Great questions. Let me start the answer with a brief explanation of how Pathagoras is different from the other programs out there. We try to do everything in plain text. Not with hidden fields and not with hidden coding. All of the document assembly instructions are 'facial' to the document. That means that you can look at the document and see what each section and block is supposed to do.
Yes it makes long documents even longer. If you have lots of nested <<*Options/Optional*>> blocks, the document could look quite busy.
But the opposite (hidden fields, hidden coding, ancillary documents) is what the other ‘guys’ do. We have intentionally chosen this contrary path.

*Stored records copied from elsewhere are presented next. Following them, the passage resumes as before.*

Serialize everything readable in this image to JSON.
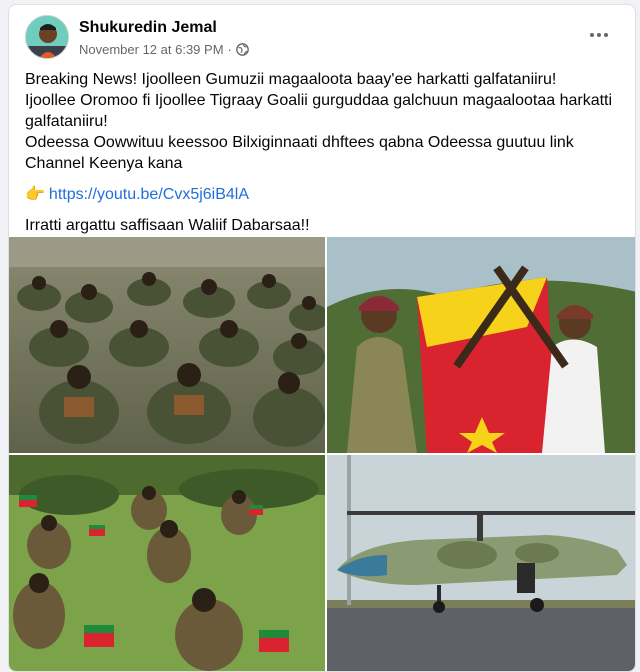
{
  "post": {
    "author": "Shukuredin Jemal",
    "timestamp": "November 12 at 6:39 PM",
    "separator": "·",
    "visibility_icon": "globe-icon",
    "more_icon": "more-options-icon"
  },
  "content": {
    "line1": "Breaking News! Ijoolleen Gumuzii magaaloota baay'ee harkatti galfataniiru!",
    "line2": "Ijoollee Oromoo fi Ijoollee Tigraay Goalii gurguddaa galchuun magaalootaa harkatti galfataniiru!",
    "line3": "Odeessa Oowwituu keessoo Bilxiginnaati dhftees qabna Odeessa guutuu link Channel Keenya kana",
    "link_icon": "pointing-hand-icon",
    "link_text": "https://youtu.be/Cvx5j6iB4lA",
    "line4": "Irratti argattu saffisaan Waliif Dabarsaa!!"
  },
  "photos": [
    {
      "name": "seated-soldiers-photo"
    },
    {
      "name": "fighters-with-flag-photo"
    },
    {
      "name": "soldiers-in-field-photo"
    },
    {
      "name": "helicopter-photo"
    }
  ],
  "colors": {
    "link": "#216fdb",
    "muted": "#65676b",
    "flag_red": "#d9232e",
    "flag_yellow": "#f6d21a"
  }
}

However, we do recognize that there is a limit to the amount of ‘stuff’ that the eye and brain can process. When things get too busy, it is time to break up your documents into manageable sections. We therefore strongly encourage you to take advantage of ‘paragraph based’ assembly. (Pathagoras is unique in this approach.) See
Document Disassembly discussion in the Manual.
So instead of trying to put every possible option into a huge ‘template’ form, break the document into its separate components. Then use the Document Assembly button (the 2nd button from the right in the Pathagoras toolbar) to build the ‘perfect’ document for your customer or client instead of starting from an overbuilt document and pulling irrelevant pieces away. The result is the same, but we feel the road to getting there is a lot easier and ultimatley easier on your staff.
Here are some concepts to keep in mind with regard to paragraph assembly:
- When you have a new clause you want to add to the system, you would just type the clause and save it out with the rest of the clauses instead of having to ‘work it in’ to the template.
- You can still embed <<*Options/Optional*>> text within any individual clause.
- You can still have boiler-plate type documents. Just create a Clause-set. (A Clause-set is like a complete document, but in fact it is just a table that points to the individual clauses that will make up a complete document.) The advantage of this is that if there needs to be a change in your future documents to reflect a statutory amendment, a company change of address, or a price or model number change, you need only change the text of a single clause. All future ‘Clause-sets’ that build documents based on that clause will reflect the newest language. (Sure beats opening and modifying dozens of ‘whole’ documents.)
- If you have a good base document, but find that you need to add a clause or two from your collection of clauses, it is a piece of cake to do so. Just click it in from a DropDown List.
Here is a list of
other advantages of paragraph assembly.
Testing: The other part of your question dealt with testing your document to make sure it meets Pathagoras' construction rules. We recommend that you test by copying the entire source document, or that section of the source that you want to test, over to a separate document and test from there. It’s just a lot easier.